Skal ends his fantastic biography with its best chapter, “The Curse of Dracula,” which opens with the line “Shall we pity Bram Stoker?” The long chapter tours readers through the incredibly rich and often maddening afterlife of Dracula as a character. Skal is on solid ground in this chapter; he knows most of his readers will be more familiar with theatrical and cinematic interpretations of Dracula than with the life and times of the man who invented him. Even with all that concerted attention, however, the character remains elusive:

It has become a standard, pedantic refrain among fans and academics alike that no stage or screen adaptation of Dracula has ever been truly faithful or done justice to Stoker's vision; even the versions that hew most closely to the original story cannot resist taking major creative liberties. The overriding curse of Dracula, as intuited by stoker in his working notes for the book, is that the master vampire's true self would never be accurately reflected by painters or photographers (whose images would appear skeletal, like x-rays), or, by an extension of dream logic, producers and playwrights, screenwriters and filmmakers, or composers and choreographers. Stoker wondered whether his book would be remembered, and on this point he was prescient: a great deal of it was doomed to be forgotten, ignored, altered, and/or mutilated – or left otherwise lifeless on the cutting-room floor.
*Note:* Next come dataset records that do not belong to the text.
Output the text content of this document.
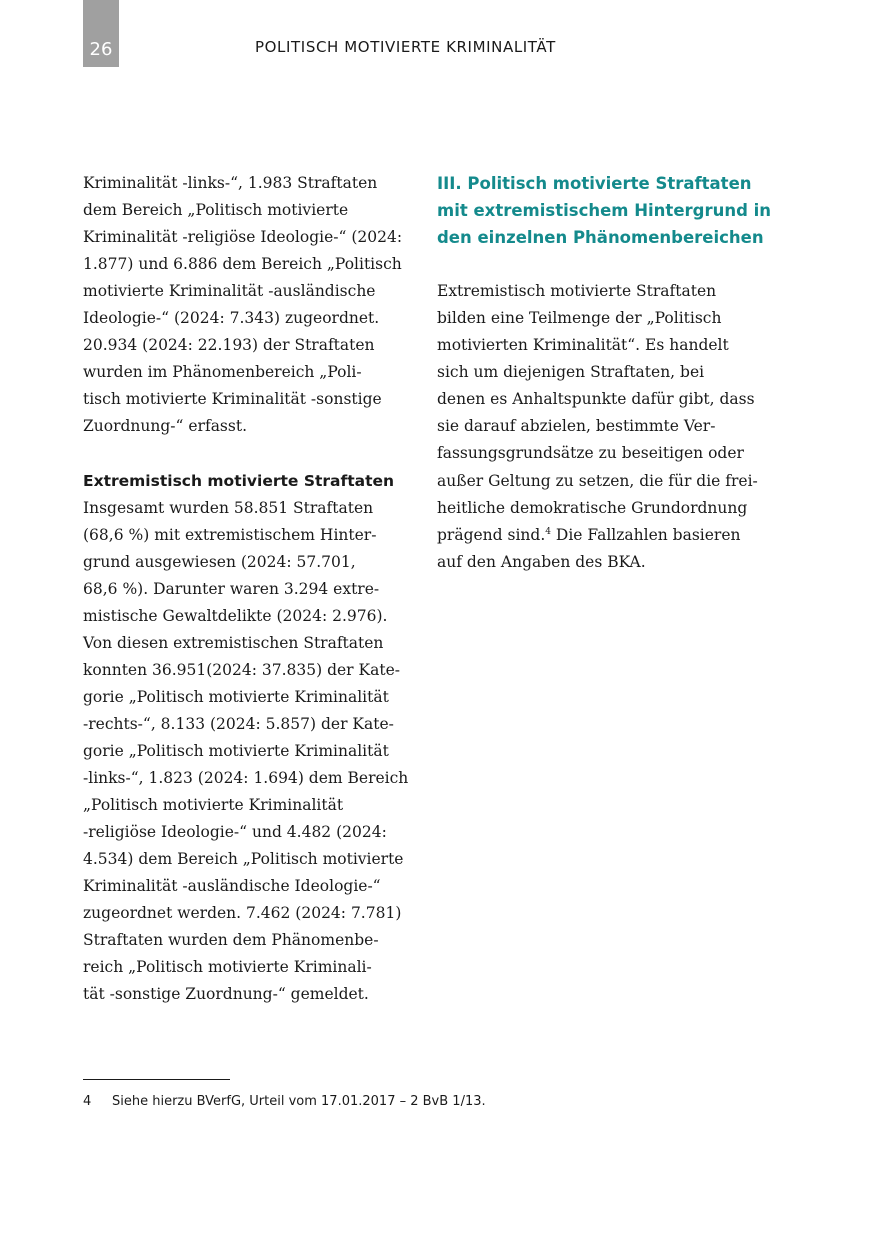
26	POLITISCH MOTIVIERTE KRIMINALITÄT
Kriminalität -links-“, 1.983 Straftaten
dem Bereich „Politisch motivierte
Kriminalität -religiöse Ideologie-“ (2024:
1.877) und 6.886 dem Bereich „Politisch
motivierte Kriminalität -ausländische
Ideologie-“ (2024: 7.343) zugeordnet.
20.934 (2024: 22.193) der Straftaten
wurden im Phänomenbereich „Poli-
tisch motivierte Kriminalität -sonstige
Zuordnung-“ erfasst.
Extremistisch motivierte Straftaten
Insgesamt wurden 58.851 Straftaten
(68,6 %) mit extremistischem Hinter-
grund ausgewiesen (2024: 57.701,
68,6 %). Darunter waren 3.294 extre-
mistische Gewaltdelikte (2024: 2.976).
Von diesen extremistischen Straftaten
konnten 36.951(2024: 37.835) der Kate-
gorie „Politisch motivierte Kriminalität
-rechts-“, 8.133 (2024: 5.857) der Kate-
gorie „Politisch motivierte Kriminalität
-links-“, 1.823 (2024: 1.694) dem Bereich
„Politisch motivierte Kriminalität
-religiöse Ideologie-“ und 4.482 (2024:
4.534) dem Bereich „Politisch motivierte
Kriminalität -ausländische Ideologie-“
zugeordnet werden. 7.462 (2024: 7.781)
Straftaten wurden dem Phänomenbe-
reich „Politisch motivierte Kriminali-
tät -sonstige Zuordnung-“ gemeldet.
III. Politisch motivierte Straftaten
mit extremistischem Hintergrund in
den einzelnen Phänomenbereichen
Extremistisch motivierte Straftaten
bilden eine Teilmenge der „Politisch
motivierten Kriminalität“. Es handelt
sich um diejenigen Straftaten, bei
denen es Anhaltspunkte dafür gibt, dass
sie darauf abzielen, bestimmte Ver-
fassungsgrundsätze zu beseitigen oder
außer Geltung zu setzen, die für die frei-
heitliche demokratische Grundordnung
prägend sind.$^4$ Die Fallzahlen basieren
auf den Angaben des BKA.
4 Siehe hierzu BVerfG, Urteil vom 17.01.2017 – 2 BvB 1/13.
“The pile of dust Stoker left us at the end of the novel has never been acceptable,” Skal writes. “That is why Dracula always get another chance, a media-franchise afterlife that truly goes on forever.” And the immortality of the character makes readers perennially interested in the man who made him. The interest is seasonal and shallow – it's the Count we care about, now and always – but it's never been better served than Something in the Blood.